Project Daisy, Part II.
Last week I met the potential client I mentioned in ‘New online store prospect‘. Let’s call her ‘Daisy’*.
The meeting went well in the sense that I think I came across as professional and well organised and helped the client to clarify her needs.
I followed the meeting up with a proposal based on what was discussed, and Daisy came back a few days later and accepted it. I am now just waiting for the signed contract and up-front part of the payment and expect to begin the work tomorrow morning. Yay!
Business meeting = a political game
The meeting itself though, although it went well, left me drained and on edge for a couple of days… which is typical. Meetings are hard.
They are easier as team work. My husband calls the good teamwork ‘to play good cop / bad cop’**. I am the bad cop because I ignore all the sales fluff and bullshit artistry (as diplomatically as possible) and cut directly to the point.
However, when I meet a potential client by myself then I have to play the good cop AND the bad cop – help the client and be as friendly as possible, and in the same time look after my own interests. A self-contradicting and demanding situation.
A business meeting is a bit like a game of chess, except you have to be on your opponent’s side as well and many of the pieces are hidden from the start. Also, there are always pieces missing… information gaps, budget gaps, all sorts of gaps.
Here is my somewhat messy analysis of the meeting structure and how I tried to cope with the aspects of meetings I find most challenging, namely:
- Time management
- Non-verbal aspects of the conversation
This is the first of 3 posts inspired by the meeting. Each post will focus on one of the above aspects, and this one is about time management.
The last post will focus on non-verbal communication, which is the aspect I find hardest to cope with in meetings. It is also the most difficult topic to write about, partly because of the level of writing skills required to capture non-verbal tension with words, and partly due to the privacy dilemma.

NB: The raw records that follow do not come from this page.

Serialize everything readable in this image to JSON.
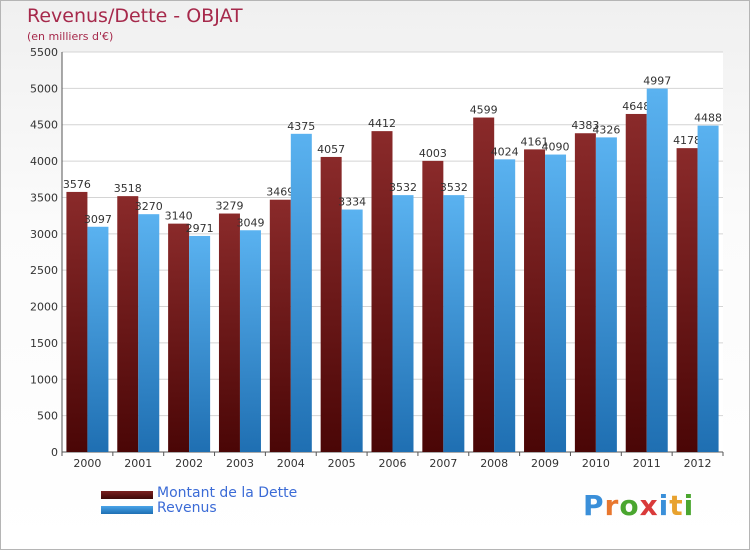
{
  "chart_data": {
    "type": "bar",
    "title": "Revenus/Dette - OBJAT",
    "subtitle": "(en milliers d'€)",
    "categories": [
      "2000",
      "2001",
      "2002",
      "2003",
      "2004",
      "2005",
      "2006",
      "2007",
      "2008",
      "2009",
      "2010",
      "2011",
      "2012"
    ],
    "series": [
      {
        "name": "Montant de la Dette",
        "color": "#7a1f1f",
        "values": [
          3576,
          3518,
          3140,
          3279,
          3469,
          4057,
          4412,
          4003,
          4599,
          4161,
          4383,
          4648,
          4178
        ]
      },
      {
        "name": "Revenus",
        "color": "#4aa3e8",
        "values": [
          3097,
          3270,
          2971,
          3049,
          4375,
          3334,
          3532,
          3532,
          4024,
          4090,
          4326,
          4997,
          4488
        ]
      }
    ],
    "ylim": [
      0,
      5500
    ],
    "yticks": [
      0,
      500,
      1000,
      1500,
      2000,
      2500,
      3000,
      3500,
      4000,
      4500,
      5000,
      5500
    ],
    "grid": true,
    "legend_position": "bottom-left"
  },
  "logo": {
    "text": "Proxiti",
    "letters": [
      "P",
      "r",
      "o",
      "x",
      "i",
      "t",
      "i"
    ],
    "colors": [
      "#3a8fd9",
      "#e8772e",
      "#4aa62f",
      "#d93a3a",
      "#3a8fd9",
      "#e8a22e",
      "#4aa62f"
    ]
  }
}
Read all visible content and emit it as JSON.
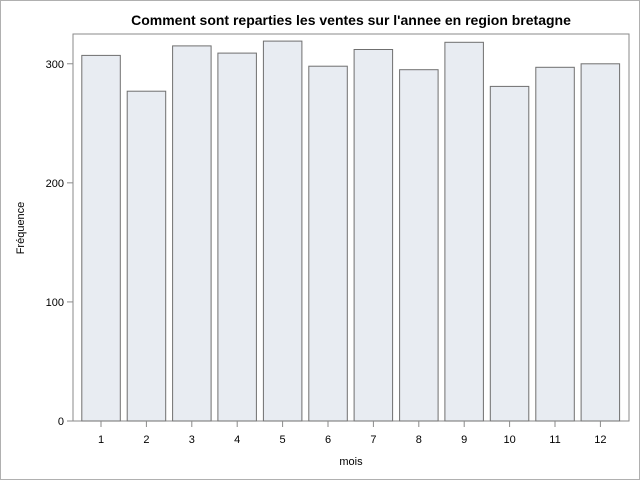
{
  "chart_data": {
    "type": "bar",
    "title": "Comment sont reparties les ventes sur l'annee en region bretagne",
    "xlabel": "mois",
    "ylabel": "Fréquence",
    "categories": [
      "1",
      "2",
      "3",
      "4",
      "5",
      "6",
      "7",
      "8",
      "9",
      "10",
      "11",
      "12"
    ],
    "values": [
      307,
      277,
      315,
      309,
      319,
      298,
      312,
      295,
      318,
      281,
      297,
      300
    ],
    "ylim": [
      0,
      325
    ],
    "yticks": [
      0,
      100,
      200,
      300
    ],
    "grid": false,
    "colors": {
      "bar_fill": "#e8ecf2",
      "bar_stroke": "#6f6f6f",
      "axis": "#8a8a8a"
    }
  }
}
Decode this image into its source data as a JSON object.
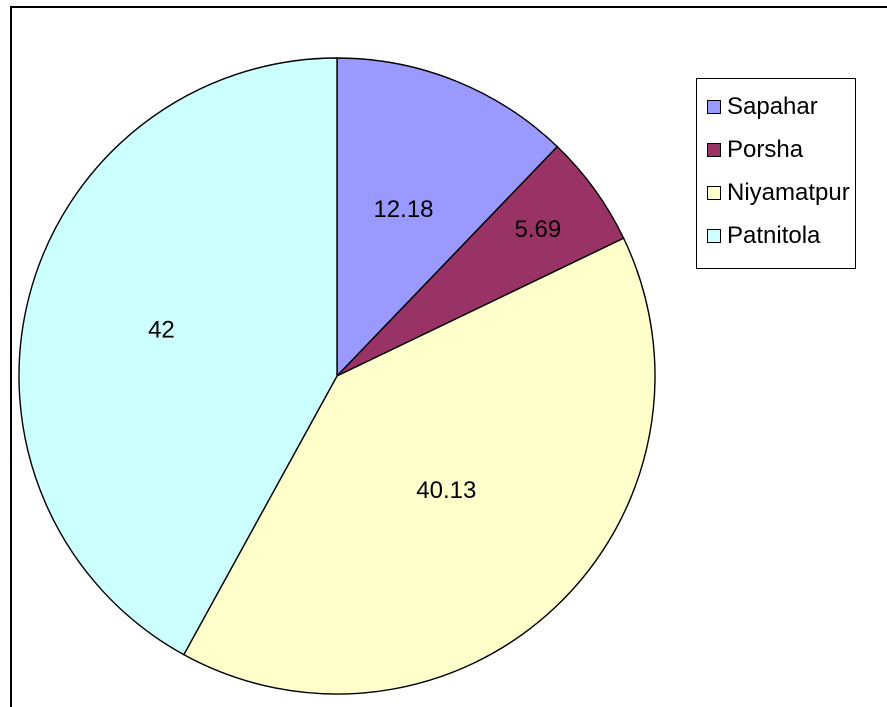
{
  "chart_data": {
    "type": "pie",
    "categories": [
      "Sapahar",
      "Porsha",
      "Niyamatpur",
      "Patnitola"
    ],
    "values": [
      12.18,
      5.69,
      40.13,
      42
    ],
    "value_labels": [
      "12.18",
      "5.69",
      "40.13",
      "42"
    ],
    "colors": [
      "#9999ff",
      "#993366",
      "#ffffcc",
      "#ccffff"
    ],
    "start_angle": "12 o'clock",
    "direction": "clockwise",
    "legend_position": "right"
  }
}
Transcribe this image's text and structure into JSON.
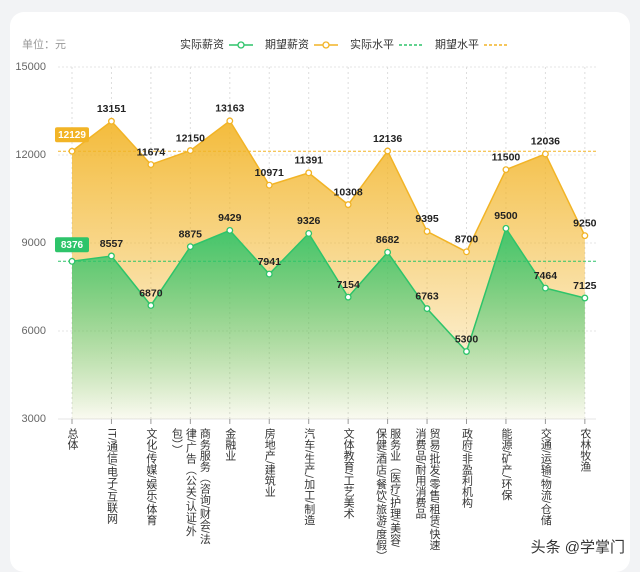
{
  "chart_data": {
    "type": "line",
    "unit_label": "单位：元",
    "categories": [
      "总体",
      "IT/通信/电子/互联网",
      "文化/传媒/娱乐/体育",
      "商务服务（咨询/财会/法律/广告（公关/认证/外包））",
      "金融业",
      "房地产/建筑业",
      "汽车/生产/加工/制造",
      "文体教育/工艺美术",
      "服务业（医疗/护理/美容/保健/酒店/餐饮/旅游/度假）",
      "贸易/批发/零售/租赁/快速消费品/耐用消费品",
      "政府/非盈利机构",
      "能源/矿产/环保",
      "交通/运输/物流/仓储",
      "农林牧渔"
    ],
    "series": [
      {
        "name": "实际薪资",
        "color": "#2ec46a",
        "values": [
          8376,
          8557,
          6870,
          8875,
          9429,
          7941,
          9326,
          7154,
          8682,
          6763,
          5300,
          9500,
          7464,
          7125
        ]
      },
      {
        "name": "期望薪资",
        "color": "#f2b426",
        "values": [
          12129,
          13151,
          11674,
          12150,
          13163,
          10971,
          11391,
          10308,
          12136,
          9395,
          8700,
          11500,
          12036,
          9250
        ]
      }
    ],
    "reference_lines": [
      {
        "name": "实际水平",
        "color": "#2ec46a",
        "value": 8376
      },
      {
        "name": "期望水平",
        "color": "#f2b426",
        "value": 12129
      }
    ],
    "ylim": [
      3000,
      15000
    ],
    "yticks": [
      3000,
      6000,
      9000,
      12000,
      15000
    ],
    "grid": true,
    "watermark": "头条 @学掌门"
  }
}
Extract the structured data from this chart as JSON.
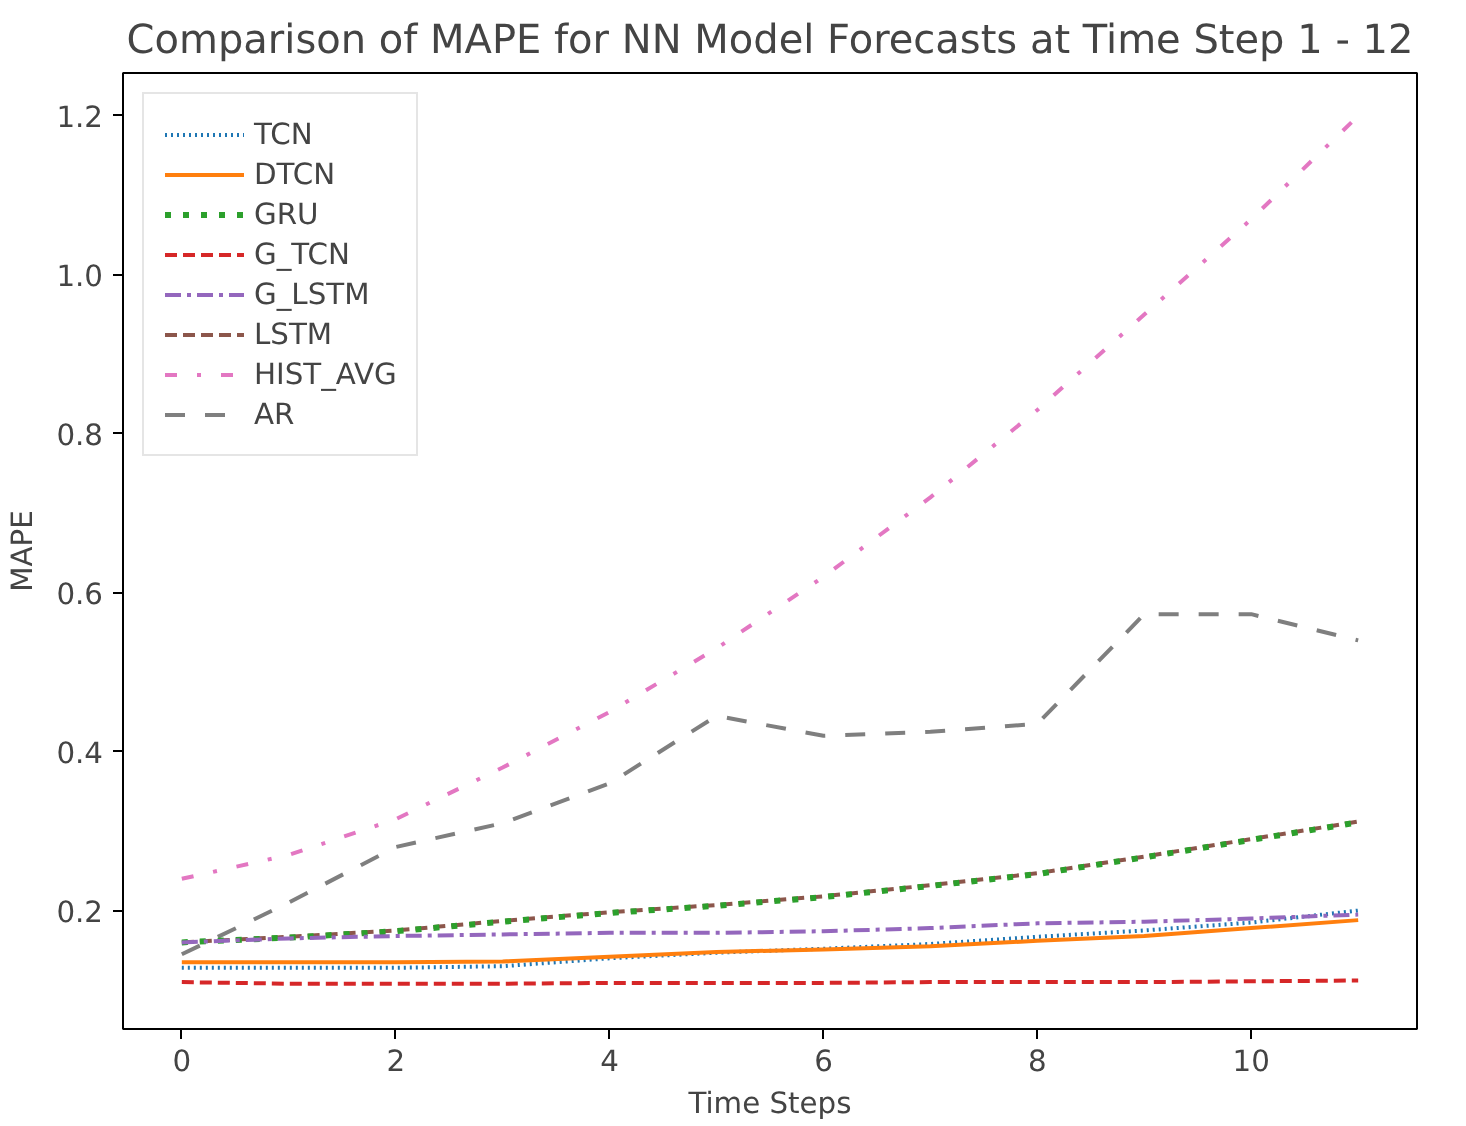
{
  "chart_data": {
    "type": "line",
    "title": "Comparison of MAPE for NN Model Forecasts at Time Step 1 - 12",
    "xlabel": "Time Steps",
    "ylabel": "MAPE",
    "x": [
      0,
      1,
      2,
      3,
      4,
      5,
      6,
      7,
      8,
      9,
      10,
      11
    ],
    "xlim": [
      -0.55,
      11.55
    ],
    "xticks": [
      0,
      2,
      4,
      6,
      8,
      10
    ],
    "ylim": [
      0.051,
      1.254
    ],
    "yticks": [
      0.2,
      0.4,
      0.6,
      0.8,
      {
        "value": 1.0,
        "label": "1.0"
      },
      1.2
    ],
    "grid": false,
    "legend": "top left",
    "series": [
      {
        "name": "TCN",
        "color": "#1f77b4",
        "line_style": "dotted",
        "values": [
          0.128,
          0.128,
          0.128,
          0.13,
          0.14,
          0.147,
          0.152,
          0.158,
          0.167,
          0.175,
          0.185,
          0.2
        ]
      },
      {
        "name": "DTCN",
        "color": "#ff7f0e",
        "line_style": "solid",
        "values": [
          0.135,
          0.135,
          0.135,
          0.136,
          0.142,
          0.148,
          0.151,
          0.155,
          0.162,
          0.168,
          0.178,
          0.188
        ]
      },
      {
        "name": "GRU",
        "color": "#2ca02c",
        "line_style": "sparse_dotted",
        "values": [
          0.16,
          0.166,
          0.174,
          0.186,
          0.197,
          0.206,
          0.217,
          0.231,
          0.246,
          0.267,
          0.289,
          0.311
        ]
      },
      {
        "name": "G_TCN",
        "color": "#d62728",
        "line_style": "dashed",
        "values": [
          0.11,
          0.108,
          0.108,
          0.108,
          0.109,
          0.109,
          0.109,
          0.11,
          0.11,
          0.11,
          0.111,
          0.112
        ]
      },
      {
        "name": "G_LSTM",
        "color": "#9467bd",
        "line_style": "dashdot",
        "values": [
          0.16,
          0.165,
          0.168,
          0.17,
          0.172,
          0.172,
          0.174,
          0.178,
          0.184,
          0.186,
          0.19,
          0.195
        ]
      },
      {
        "name": "LSTM",
        "color": "#8c564b",
        "line_style": "dashed",
        "values": [
          0.16,
          0.167,
          0.175,
          0.187,
          0.198,
          0.207,
          0.218,
          0.232,
          0.247,
          0.268,
          0.29,
          0.312
        ]
      },
      {
        "name": "HIST_AVG",
        "color": "#e377c2",
        "line_style": "loose_dashdot",
        "values": [
          0.24,
          0.27,
          0.315,
          0.38,
          0.45,
          0.53,
          0.62,
          0.72,
          0.83,
          0.95,
          1.07,
          1.2
        ]
      },
      {
        "name": "AR",
        "color": "#7f7f7f",
        "line_style": "loose_dashed",
        "values": [
          0.145,
          0.21,
          0.28,
          0.31,
          0.36,
          0.445,
          0.42,
          0.425,
          0.435,
          0.573,
          0.573,
          0.54
        ]
      }
    ]
  }
}
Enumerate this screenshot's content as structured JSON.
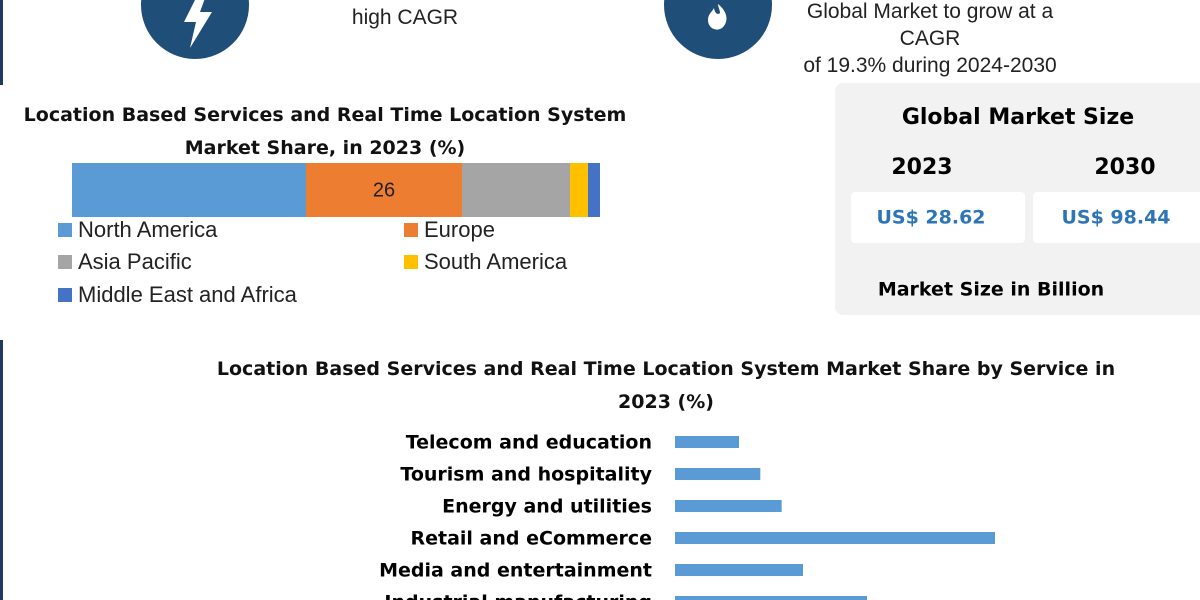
{
  "header": {
    "left_text": "high CAGR",
    "right_text": [
      "Global Market to grow at a CAGR",
      "of 19.3% during 2024-2030"
    ]
  },
  "market_size": {
    "title": "Global Market Size",
    "years": [
      "2023",
      "2030"
    ],
    "values": [
      "US$ 28.62",
      "US$ 98.44"
    ],
    "note": "Market Size in Billion"
  },
  "chart_data": [
    {
      "type": "stacked_bar",
      "orientation": "horizontal",
      "title": "Location Based Services and Real Time Location System Market Share, in 2023 (%)",
      "series": [
        {
          "name": "North America",
          "color": "#5b9bd5",
          "values": [
            39
          ]
        },
        {
          "name": "Europe",
          "color": "#ed7d31",
          "values": [
            26
          ],
          "value_labels": [
            "26"
          ]
        },
        {
          "name": "Asia Pacific",
          "color": "#a5a5a5",
          "values": [
            18
          ]
        },
        {
          "name": "South America",
          "color": "#ffc000",
          "values": [
            3
          ]
        },
        {
          "name": "Middle East and Africa",
          "color": "#4472c4",
          "values": [
            2
          ]
        }
      ]
    },
    {
      "type": "hbar",
      "title": "Location Based Services and Real Time Location System Market Share by Service in 2023 (%)",
      "categories": [
        "Telecom and education",
        "Tourism and hospitality",
        "Energy and utilities",
        "Retail and eCommerce",
        "Media and entertainment",
        "Industrial manufacturing"
      ],
      "values": [
        3,
        4,
        5,
        15,
        6,
        9
      ],
      "color": "#5b9bd5"
    }
  ]
}
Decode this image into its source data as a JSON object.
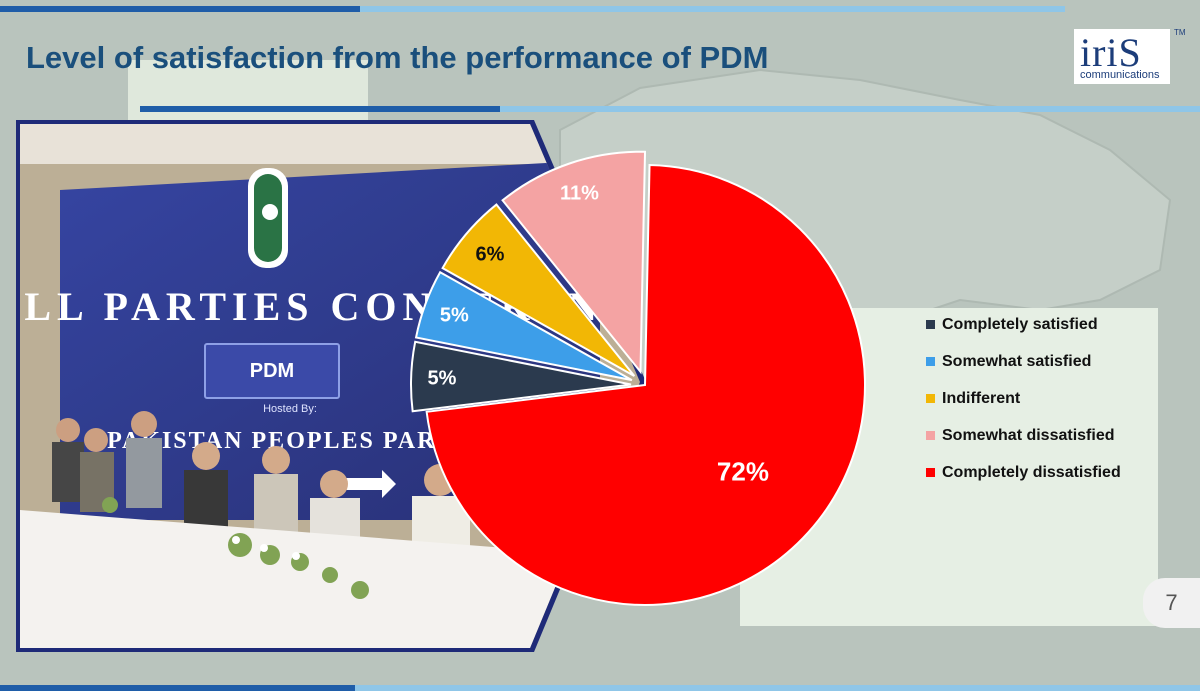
{
  "slide": {
    "title": "Level of satisfaction from the performance of PDM",
    "page_number": "7"
  },
  "logo": {
    "word": "iriS",
    "subtitle": "communications",
    "tm": "TM"
  },
  "photo": {
    "banner_text": "ALL PARTIES CONFERENCE",
    "badge_text": "PDM",
    "hosted_by": "Hosted By:",
    "host_name": "PAKISTAN PEOPLES PARTY"
  },
  "colors": {
    "title": "#1a4f7c",
    "bar_dark": "#1f5da8",
    "bar_light": "#8fc6e8"
  },
  "chart_data": {
    "type": "pie",
    "title": "",
    "categories": [
      "Completely satisfied",
      "Somewhat satisfied",
      "Indifferent",
      "Somewhat dissatisfied",
      "Completely dissatisfied"
    ],
    "values": [
      5,
      5,
      6,
      11,
      72
    ],
    "labels": [
      "5%",
      "5%",
      "6%",
      "11%",
      "72%"
    ],
    "colors": [
      "#2b3a4e",
      "#3d9ee9",
      "#f2b705",
      "#f4a3a3",
      "#ff0000"
    ],
    "label_colors": [
      "#ffffff",
      "#ffffff",
      "#111111",
      "#ffffff",
      "#ffffff"
    ],
    "legend_position": "right",
    "exploded": true
  }
}
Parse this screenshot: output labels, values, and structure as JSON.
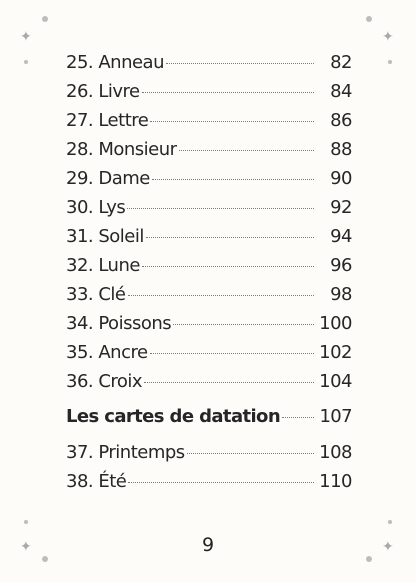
{
  "entries_top": [
    {
      "label": "25. Anneau",
      "page": "82"
    },
    {
      "label": "26. Livre",
      "page": "84"
    },
    {
      "label": "27. Lettre",
      "page": "86"
    },
    {
      "label": "28. Monsieur",
      "page": "88"
    },
    {
      "label": "29. Dame",
      "page": "90"
    },
    {
      "label": "30. Lys",
      "page": "92"
    },
    {
      "label": "31. Soleil",
      "page": "94"
    },
    {
      "label": "32. Lune",
      "page": "96"
    },
    {
      "label": "33. Clé",
      "page": "98"
    },
    {
      "label": "34. Poissons",
      "page": "100"
    },
    {
      "label": "35. Ancre",
      "page": "102"
    },
    {
      "label": "36. Croix",
      "page": "104"
    }
  ],
  "section": {
    "label": "Les cartes de datation",
    "page": "107"
  },
  "entries_bottom": [
    {
      "label": "37. Printemps",
      "page": "108"
    },
    {
      "label": "38. Été",
      "page": "110"
    }
  ],
  "page_number": "9",
  "ornament_glyph": "✦",
  "ornament_color": "#a9a9a9"
}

Agenda = time management plan
A good agenda is my key time management tool. It is also a good way to look well prepared. My agenda outlined:
- Project brief template.
The project brief template was a list of what I needed to know to propose a relevant ecommerce package and create the right type of content: desired look and feel of storefront, pages, style of copy writing, desired ecommerce features, traffic and storage capacity needs, expected sales volume
- Cost overview.
My brief estimate of fixed and variable costs involved in the set up and maintenance of an online store such as hosting, set up and payment processing fees.
- Preliminary quote.
The premlimlary quote was the number of hours I estimated would be required to do the job x hourly rate. The hours were specified on tasks: such as set-up and adjust the online store, write and edit web pages and product descriptions, tutor how to run and maintain the store, SEO and support.
The quote was based on what we had discussed on the phone – a template online store with an Ecommerce host, similar to what I did for Max*.
I think the planning was fine. However, the meeting didn’t go according to the plan.
Daisy turned out to be a sharp lady who knew very well how to play the business game. She didn’t really know how she wanted her online store, though, so she used the meeting as an opportunity to sort that out.
Time waste VS trains of thought
The meeting took almost two hours. I tried to keep it on track / in progress with my agenda, but had to accept that the process can’t be rushed and over-controlled. Most of the time was spent talking about Daisy’s current website platform and products and perusing the look, content and admin panel of her website via a slow Internet connection.
People do need to circle their options while they ride relaxed on their different trains of thought in butterfly-like conversation patterns. The time must be managed simultaneously, though.
The dilemma is familiar. Max, the client I previously set up a template online store for, likes to talk and share anecdotes from his history as an entrepreneur. His glimpses of insight are interesting – he has imported and customised product ideas for 40 years. However, they are also subjective and anecdotical and only vaguely related to the task at hand.
Max’s trains of thought tend to zig-zag through shifty landscapes, maybe or maybe not headed for relevant stations, while I politely try to cut through the talk and re-task-focus the conversation. I want to avoid meetings like that and the exhaustion that follows them.
Objectively, the meeting with Daisy went better than meetings usually do for me. She wants the best deal as possible of course, but shows a good grasp of transactional fairness and boundaries. We are friendly, but we are not friends – this is business.
Read more: Journaling Project Daisy.
*As usual all names are changed, and details are heavily camouflaged.
**He strongly exaggerates. I don’t behave rude to people or try to make them uncomfortable, I am just being objective and task-orientated. Directness can unfortunately make some people nervous, so that’s why I ideally need a nice accommodating team member to balance me out in a meeting.